In BTCs, we have known for some time that HER2-positive status can be seen in up to 16% of tumor samples and is more commonly associated with gallbladder cancer and less so with intrahepatic cancers.57 Many studies have explored anti-HER2 therapy combinations, including pertuzumab plus trastuzumab in previously treated HER2-amplified metastatic BTC, with an ORR of 23%58; single-agent T-DXd in unresectable/recurrent HER2-expressing BTC, with an ORR of 30%59,60; and trastuzumab plus FOLFOX in HER2-positive BTC refractory to gemcitabine/cisplatin, with an ORR of 29.4%.61

Other Therapies in Management of HER2-Positive BTC

SGNTUC-019, an open-label phase II basket trial, is evaluating the efficacy and safety of tucatinib plus trastuzumab in patients with HER2-altered solid tumors. In the BTC cohort of that study, patients with previously treated HER2-overexpressing or -amplified (HER2-positive) tumors yielded an ORR of 46.6%, with a median PFS of 5.5 months and median OS of 15.5 months.62

Most recently, the global, multicenter phase IIb HERIZON-BTC-01 trial evaluated zanidatamab in patients with HER2-amplified, unresectable, locally advanced, or metastatic BTC who had disease progression while receiving previous gemcitabine-based treatment.41 In this study, after a median duration of follow-up of 12.4 months, the confirmed ORR by independent central review was 41.3%. This treatment received an FDA breakthrough therapy designation in patients with previously treated HER2-amplified BTC.

DESTINY‑PanTumor02, an open-label phase II basket trial, is evaluating T‑DXd in patients with HER2-positive tumors.63 In the 41 patients with previously treated HER2-positive BTC, T-DXd yielded an ORR of 22% in all patients treated and 56.3% in those with HER2 IHC 3+. This was somewhat reassuring and suggested that there is now a body of evidence with both tucatinib/trastuzumab and T‑DXd with the potential for remarkable response rates.63

When Should We Incorporate Anti-HER2 ADCs in Patients With BTC?
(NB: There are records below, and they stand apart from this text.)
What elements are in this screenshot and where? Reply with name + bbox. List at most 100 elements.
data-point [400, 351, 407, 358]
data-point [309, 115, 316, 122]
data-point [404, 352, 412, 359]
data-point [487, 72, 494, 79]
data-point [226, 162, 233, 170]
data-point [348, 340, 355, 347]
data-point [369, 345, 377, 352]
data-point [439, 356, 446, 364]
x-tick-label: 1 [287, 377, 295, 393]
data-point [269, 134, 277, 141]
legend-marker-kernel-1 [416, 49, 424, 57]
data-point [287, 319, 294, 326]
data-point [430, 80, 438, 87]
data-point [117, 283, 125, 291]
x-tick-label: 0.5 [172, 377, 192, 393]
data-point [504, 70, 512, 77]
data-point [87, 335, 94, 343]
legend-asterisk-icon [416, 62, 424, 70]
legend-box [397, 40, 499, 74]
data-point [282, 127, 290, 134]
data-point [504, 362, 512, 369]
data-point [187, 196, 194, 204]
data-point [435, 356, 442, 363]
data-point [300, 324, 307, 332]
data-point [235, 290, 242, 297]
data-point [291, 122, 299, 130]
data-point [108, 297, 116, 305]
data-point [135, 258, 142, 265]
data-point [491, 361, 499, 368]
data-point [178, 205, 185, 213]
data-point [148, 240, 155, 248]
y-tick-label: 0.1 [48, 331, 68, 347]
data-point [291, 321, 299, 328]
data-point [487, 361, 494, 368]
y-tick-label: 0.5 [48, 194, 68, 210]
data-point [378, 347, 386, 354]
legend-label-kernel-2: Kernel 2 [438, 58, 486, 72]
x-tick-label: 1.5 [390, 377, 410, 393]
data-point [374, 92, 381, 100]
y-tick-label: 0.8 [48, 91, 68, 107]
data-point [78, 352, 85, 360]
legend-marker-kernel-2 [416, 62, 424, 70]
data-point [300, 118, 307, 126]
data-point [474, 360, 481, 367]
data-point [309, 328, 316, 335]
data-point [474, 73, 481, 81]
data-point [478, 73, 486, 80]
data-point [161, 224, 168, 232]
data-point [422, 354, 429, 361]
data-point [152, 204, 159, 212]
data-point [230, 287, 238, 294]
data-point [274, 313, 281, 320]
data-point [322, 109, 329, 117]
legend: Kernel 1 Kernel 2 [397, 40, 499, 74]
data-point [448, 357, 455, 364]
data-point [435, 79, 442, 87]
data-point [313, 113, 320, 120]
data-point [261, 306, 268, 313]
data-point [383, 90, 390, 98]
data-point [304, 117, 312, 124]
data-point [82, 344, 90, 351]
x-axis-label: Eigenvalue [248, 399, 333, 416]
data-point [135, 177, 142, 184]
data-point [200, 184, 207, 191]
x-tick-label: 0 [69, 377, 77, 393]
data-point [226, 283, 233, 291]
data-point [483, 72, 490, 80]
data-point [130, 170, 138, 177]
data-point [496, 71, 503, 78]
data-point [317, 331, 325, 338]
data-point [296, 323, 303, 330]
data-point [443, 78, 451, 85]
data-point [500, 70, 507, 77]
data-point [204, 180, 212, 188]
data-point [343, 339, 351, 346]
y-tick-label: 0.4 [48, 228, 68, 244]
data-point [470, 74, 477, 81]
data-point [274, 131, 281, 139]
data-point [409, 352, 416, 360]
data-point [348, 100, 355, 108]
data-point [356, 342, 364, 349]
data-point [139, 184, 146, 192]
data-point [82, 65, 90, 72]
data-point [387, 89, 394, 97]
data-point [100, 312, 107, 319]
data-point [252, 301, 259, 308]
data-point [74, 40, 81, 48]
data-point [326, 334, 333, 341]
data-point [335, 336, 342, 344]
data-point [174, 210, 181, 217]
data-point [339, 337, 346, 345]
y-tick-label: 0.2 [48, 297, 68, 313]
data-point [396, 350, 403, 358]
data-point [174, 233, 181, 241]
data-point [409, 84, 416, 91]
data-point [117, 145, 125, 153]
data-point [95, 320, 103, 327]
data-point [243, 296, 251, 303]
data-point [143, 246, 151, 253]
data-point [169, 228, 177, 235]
Thus, when should we be incorporating HER2 testing? Certainly at baseline for every patient, and at some point, all patients with metastatic disease should get HER2 testing. HCPs can order these tests when patients develop metastatic disease and even in the second-line setting. In gastric cancer, it is certainly the SoC to do in frontline therapy, whereas in CRC and BTC, we don’t quite have frontline data yet, so one could consider it in later lines of therapy.